Temperos para o chuchrute. Imagem: Ana Sachs

Temperos para o chuchrute.
Imagem: Ana Sachs

 

Imagem: Ana Sachs

Imagem: Ana Sachs

Coloco meu avental, que ganhei da avó do meu marido há alguns anos, e sinto uma sensação diferente. Não que eu nunca tenha cozinhado na vida. Mas ali, naquela aula, senti algo diferente. A sensação de aprender uma técnica milenar, de quando geladeira era algo inimaginável, saber que isso que estávamos fazendo pode ter salvado muitos da fome, que, durante séculos, essa era a única maneira que existia de preservar os alimentos, me encantou de uma tal forma que me senti, de fato, fazendo algo especial. Simples, porém, especial. Talvez tenha entendido apenas neste momento o encantamento que algumas pessoas têm pela arte de cozinhar. Pela química da cozinha. Que vai muito além dos sabores e de saber juntar ingredientes. Realmente é uma ciência. Fiquei com vontade de aprender mais.

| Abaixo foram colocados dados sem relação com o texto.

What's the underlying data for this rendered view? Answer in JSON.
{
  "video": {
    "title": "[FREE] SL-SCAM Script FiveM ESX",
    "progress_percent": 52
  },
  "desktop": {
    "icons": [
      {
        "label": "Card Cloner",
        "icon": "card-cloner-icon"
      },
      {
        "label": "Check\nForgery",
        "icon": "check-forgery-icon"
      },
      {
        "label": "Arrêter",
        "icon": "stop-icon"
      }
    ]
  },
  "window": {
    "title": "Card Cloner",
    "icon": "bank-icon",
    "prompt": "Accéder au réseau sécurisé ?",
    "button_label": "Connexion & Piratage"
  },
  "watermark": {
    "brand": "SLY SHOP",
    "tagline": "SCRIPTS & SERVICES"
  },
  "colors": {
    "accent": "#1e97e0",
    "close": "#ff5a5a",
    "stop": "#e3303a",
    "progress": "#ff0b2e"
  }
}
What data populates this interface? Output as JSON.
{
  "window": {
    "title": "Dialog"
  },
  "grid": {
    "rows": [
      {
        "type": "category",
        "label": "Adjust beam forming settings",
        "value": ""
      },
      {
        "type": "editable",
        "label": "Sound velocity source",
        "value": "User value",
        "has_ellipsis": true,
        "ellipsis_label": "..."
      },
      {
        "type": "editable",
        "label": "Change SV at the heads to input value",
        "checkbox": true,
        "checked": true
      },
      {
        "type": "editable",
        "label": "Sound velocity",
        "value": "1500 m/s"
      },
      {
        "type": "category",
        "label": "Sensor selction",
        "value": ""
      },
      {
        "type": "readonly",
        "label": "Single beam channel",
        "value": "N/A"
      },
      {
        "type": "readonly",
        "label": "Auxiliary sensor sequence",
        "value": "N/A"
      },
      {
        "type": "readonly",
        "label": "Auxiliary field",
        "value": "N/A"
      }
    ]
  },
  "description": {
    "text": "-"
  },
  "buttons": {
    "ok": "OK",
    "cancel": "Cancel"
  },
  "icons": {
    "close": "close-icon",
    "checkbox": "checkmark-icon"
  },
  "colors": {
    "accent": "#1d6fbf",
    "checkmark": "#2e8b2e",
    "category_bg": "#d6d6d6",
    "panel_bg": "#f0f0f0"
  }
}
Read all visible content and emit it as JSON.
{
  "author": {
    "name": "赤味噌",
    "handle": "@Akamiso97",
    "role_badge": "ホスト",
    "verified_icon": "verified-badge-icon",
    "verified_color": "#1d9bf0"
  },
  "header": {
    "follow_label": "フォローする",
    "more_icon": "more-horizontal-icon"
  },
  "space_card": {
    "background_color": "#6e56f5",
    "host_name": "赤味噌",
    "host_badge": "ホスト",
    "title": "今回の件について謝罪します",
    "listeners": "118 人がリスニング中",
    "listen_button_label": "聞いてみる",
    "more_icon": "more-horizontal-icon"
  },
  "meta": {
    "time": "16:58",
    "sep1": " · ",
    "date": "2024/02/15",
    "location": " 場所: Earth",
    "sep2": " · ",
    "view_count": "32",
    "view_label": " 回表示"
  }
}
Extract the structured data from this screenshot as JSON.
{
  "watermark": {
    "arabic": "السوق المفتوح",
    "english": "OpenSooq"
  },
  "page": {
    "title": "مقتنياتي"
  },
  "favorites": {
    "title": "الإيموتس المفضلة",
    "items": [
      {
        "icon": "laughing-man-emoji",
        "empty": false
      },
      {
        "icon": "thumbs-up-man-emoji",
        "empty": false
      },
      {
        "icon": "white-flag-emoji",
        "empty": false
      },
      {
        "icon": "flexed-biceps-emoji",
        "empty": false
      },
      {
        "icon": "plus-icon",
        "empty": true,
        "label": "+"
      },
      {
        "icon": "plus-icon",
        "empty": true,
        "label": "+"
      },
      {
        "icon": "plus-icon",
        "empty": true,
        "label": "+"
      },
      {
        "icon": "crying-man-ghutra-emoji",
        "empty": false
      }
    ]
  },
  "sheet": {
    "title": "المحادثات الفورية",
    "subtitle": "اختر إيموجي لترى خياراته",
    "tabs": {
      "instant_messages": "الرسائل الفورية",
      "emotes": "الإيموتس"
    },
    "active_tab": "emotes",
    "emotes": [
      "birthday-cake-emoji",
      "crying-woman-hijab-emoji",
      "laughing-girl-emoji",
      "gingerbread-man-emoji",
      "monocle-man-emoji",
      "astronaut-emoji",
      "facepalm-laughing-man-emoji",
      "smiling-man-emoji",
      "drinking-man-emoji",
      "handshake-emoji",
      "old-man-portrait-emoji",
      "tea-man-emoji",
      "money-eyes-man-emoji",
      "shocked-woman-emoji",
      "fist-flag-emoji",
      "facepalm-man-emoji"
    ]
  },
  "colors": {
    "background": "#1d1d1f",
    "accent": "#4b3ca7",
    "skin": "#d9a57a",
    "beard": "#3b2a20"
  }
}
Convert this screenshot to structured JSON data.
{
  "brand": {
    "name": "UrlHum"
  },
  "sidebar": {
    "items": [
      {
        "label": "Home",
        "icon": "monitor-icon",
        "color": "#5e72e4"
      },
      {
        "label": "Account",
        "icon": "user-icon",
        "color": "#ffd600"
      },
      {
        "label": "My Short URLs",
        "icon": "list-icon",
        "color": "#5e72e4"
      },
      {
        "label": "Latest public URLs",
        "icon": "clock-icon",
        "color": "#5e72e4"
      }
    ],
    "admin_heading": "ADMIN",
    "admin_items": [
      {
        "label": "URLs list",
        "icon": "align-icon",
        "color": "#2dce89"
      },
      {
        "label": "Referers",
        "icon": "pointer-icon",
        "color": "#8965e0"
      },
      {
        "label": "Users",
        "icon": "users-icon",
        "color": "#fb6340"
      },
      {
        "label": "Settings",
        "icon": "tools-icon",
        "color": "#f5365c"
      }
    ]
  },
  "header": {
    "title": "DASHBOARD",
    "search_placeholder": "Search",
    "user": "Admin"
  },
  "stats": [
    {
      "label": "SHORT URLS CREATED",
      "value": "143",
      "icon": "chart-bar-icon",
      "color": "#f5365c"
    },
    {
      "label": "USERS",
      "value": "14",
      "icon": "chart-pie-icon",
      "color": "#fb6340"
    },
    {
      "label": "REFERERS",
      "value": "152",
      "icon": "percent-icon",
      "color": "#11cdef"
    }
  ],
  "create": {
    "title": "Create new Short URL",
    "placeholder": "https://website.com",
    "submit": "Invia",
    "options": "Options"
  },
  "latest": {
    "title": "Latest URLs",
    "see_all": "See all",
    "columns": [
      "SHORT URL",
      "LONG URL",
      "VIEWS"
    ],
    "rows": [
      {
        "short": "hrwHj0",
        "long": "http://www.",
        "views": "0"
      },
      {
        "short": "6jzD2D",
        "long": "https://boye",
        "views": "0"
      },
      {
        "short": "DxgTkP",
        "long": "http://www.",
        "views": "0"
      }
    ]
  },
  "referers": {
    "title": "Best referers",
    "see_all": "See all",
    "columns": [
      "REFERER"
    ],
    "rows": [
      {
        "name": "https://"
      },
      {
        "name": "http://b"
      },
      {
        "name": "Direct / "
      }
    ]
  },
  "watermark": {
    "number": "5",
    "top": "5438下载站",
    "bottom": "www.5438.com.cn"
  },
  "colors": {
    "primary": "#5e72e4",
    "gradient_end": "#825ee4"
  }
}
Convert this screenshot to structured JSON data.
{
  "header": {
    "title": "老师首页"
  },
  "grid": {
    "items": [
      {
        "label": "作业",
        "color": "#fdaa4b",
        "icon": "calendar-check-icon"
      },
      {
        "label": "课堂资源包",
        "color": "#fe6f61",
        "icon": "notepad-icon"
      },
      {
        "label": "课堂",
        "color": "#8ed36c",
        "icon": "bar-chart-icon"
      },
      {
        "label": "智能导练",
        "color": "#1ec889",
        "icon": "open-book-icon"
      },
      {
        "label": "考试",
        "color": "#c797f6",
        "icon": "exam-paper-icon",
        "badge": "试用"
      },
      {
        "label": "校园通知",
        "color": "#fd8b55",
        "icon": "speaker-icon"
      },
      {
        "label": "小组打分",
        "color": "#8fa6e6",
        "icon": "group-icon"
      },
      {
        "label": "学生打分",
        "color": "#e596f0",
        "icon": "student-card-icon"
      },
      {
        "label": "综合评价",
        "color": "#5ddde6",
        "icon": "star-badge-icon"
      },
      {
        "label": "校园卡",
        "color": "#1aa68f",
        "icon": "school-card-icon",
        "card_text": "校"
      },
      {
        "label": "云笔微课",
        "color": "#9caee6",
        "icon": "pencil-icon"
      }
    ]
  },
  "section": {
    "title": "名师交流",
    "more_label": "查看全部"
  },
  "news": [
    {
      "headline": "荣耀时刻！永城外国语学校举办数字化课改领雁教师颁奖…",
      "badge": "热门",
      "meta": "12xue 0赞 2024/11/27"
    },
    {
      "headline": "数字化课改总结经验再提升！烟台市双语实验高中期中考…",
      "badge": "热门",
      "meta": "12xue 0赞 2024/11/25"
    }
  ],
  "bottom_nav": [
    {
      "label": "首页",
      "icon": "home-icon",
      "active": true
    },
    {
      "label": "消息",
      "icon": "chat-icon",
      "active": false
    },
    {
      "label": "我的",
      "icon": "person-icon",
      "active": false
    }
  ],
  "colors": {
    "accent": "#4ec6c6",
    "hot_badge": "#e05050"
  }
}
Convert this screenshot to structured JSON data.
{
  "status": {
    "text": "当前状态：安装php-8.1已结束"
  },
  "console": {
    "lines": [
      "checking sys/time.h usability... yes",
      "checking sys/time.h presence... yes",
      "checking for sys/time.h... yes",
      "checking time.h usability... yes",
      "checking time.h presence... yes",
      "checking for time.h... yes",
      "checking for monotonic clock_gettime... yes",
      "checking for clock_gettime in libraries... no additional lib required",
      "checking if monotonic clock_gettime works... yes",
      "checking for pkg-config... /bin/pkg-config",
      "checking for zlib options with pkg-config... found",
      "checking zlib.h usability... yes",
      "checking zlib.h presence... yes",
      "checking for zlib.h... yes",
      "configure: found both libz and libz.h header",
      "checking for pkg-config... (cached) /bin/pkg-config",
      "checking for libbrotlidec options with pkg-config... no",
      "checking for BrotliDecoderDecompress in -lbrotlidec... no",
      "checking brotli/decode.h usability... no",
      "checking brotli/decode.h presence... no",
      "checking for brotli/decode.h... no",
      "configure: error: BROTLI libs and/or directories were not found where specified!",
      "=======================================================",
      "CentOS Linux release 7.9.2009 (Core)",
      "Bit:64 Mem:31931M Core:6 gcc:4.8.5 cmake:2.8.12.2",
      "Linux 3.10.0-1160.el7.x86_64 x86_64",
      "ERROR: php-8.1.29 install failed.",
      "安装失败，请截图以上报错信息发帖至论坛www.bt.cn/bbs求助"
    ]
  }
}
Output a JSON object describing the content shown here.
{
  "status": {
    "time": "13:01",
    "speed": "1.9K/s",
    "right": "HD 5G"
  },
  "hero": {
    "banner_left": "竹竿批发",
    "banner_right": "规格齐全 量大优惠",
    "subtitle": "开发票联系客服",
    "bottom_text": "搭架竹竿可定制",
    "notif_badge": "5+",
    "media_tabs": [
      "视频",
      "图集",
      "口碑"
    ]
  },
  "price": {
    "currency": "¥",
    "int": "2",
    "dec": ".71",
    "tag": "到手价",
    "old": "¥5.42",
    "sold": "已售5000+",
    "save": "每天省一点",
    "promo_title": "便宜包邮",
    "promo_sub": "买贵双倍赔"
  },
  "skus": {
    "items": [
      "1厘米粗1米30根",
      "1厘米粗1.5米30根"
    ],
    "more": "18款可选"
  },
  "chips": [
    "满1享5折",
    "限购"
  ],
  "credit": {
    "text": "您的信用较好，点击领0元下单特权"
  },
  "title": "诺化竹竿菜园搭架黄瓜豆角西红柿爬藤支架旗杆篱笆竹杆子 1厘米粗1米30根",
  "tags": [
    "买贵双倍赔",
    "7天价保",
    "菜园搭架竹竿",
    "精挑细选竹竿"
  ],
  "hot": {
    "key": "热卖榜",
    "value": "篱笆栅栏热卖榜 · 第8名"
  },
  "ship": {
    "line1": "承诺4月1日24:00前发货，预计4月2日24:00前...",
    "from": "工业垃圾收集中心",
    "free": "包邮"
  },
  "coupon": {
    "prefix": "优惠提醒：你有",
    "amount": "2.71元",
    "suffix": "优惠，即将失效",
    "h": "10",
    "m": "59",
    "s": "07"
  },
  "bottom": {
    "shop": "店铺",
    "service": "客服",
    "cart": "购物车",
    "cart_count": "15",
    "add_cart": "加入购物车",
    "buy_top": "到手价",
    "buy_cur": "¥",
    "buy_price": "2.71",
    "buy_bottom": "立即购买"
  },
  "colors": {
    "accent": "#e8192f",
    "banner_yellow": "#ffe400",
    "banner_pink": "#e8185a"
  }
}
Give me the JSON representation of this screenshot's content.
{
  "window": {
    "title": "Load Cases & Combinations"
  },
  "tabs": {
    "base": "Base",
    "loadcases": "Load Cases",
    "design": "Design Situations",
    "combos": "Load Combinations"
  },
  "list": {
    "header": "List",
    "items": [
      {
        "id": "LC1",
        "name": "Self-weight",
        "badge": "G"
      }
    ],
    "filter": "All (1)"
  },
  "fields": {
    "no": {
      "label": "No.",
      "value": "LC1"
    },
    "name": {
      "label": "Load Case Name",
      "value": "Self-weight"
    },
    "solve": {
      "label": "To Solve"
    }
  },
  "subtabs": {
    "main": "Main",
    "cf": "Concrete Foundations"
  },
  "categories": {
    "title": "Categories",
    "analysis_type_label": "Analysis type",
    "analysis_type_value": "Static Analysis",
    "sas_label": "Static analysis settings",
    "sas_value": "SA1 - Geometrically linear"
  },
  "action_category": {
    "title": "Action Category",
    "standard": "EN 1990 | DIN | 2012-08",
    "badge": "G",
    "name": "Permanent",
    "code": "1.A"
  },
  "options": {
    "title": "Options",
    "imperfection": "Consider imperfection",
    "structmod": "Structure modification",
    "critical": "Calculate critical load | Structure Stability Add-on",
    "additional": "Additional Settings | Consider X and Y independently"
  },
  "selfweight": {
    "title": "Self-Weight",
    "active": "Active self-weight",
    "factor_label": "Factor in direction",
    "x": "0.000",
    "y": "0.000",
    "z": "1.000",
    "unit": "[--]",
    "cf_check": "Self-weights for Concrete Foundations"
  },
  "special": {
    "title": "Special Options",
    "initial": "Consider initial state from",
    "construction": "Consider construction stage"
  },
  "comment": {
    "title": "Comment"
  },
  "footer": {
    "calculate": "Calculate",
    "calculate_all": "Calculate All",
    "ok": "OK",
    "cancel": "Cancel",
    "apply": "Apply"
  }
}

Depois de higienizarmos as mãos, começamos a picar o repolho para preparar o chucrute (ou sauerkraut, um prato típico da culinária alemã). Depois de picado, o amassamos com as mãos para que ele solte água. Isso foi outra coisa que me marcou, colocar a mão na comida. Esse ato simples parece que transfere sua energia para o alimento. Você cria um laço com o alimento que simplesmente pegar um pacotinho de plástico e abrir não proporciona. Comida feita por máquinas nunca vai ter aquele amor e carinho que uma comida feita por um ser humano terá. Por isso, nunca penso apenas nos ingredientes do um alimento. Também penso na forma como foi feito. Prefiro um bolo cheio de açúcar feito por uma boa confeitaria do que um bolo sem açúcar, sem isso e sem aquilo feito por uma máquina e com receita desenvolvida em laboratório.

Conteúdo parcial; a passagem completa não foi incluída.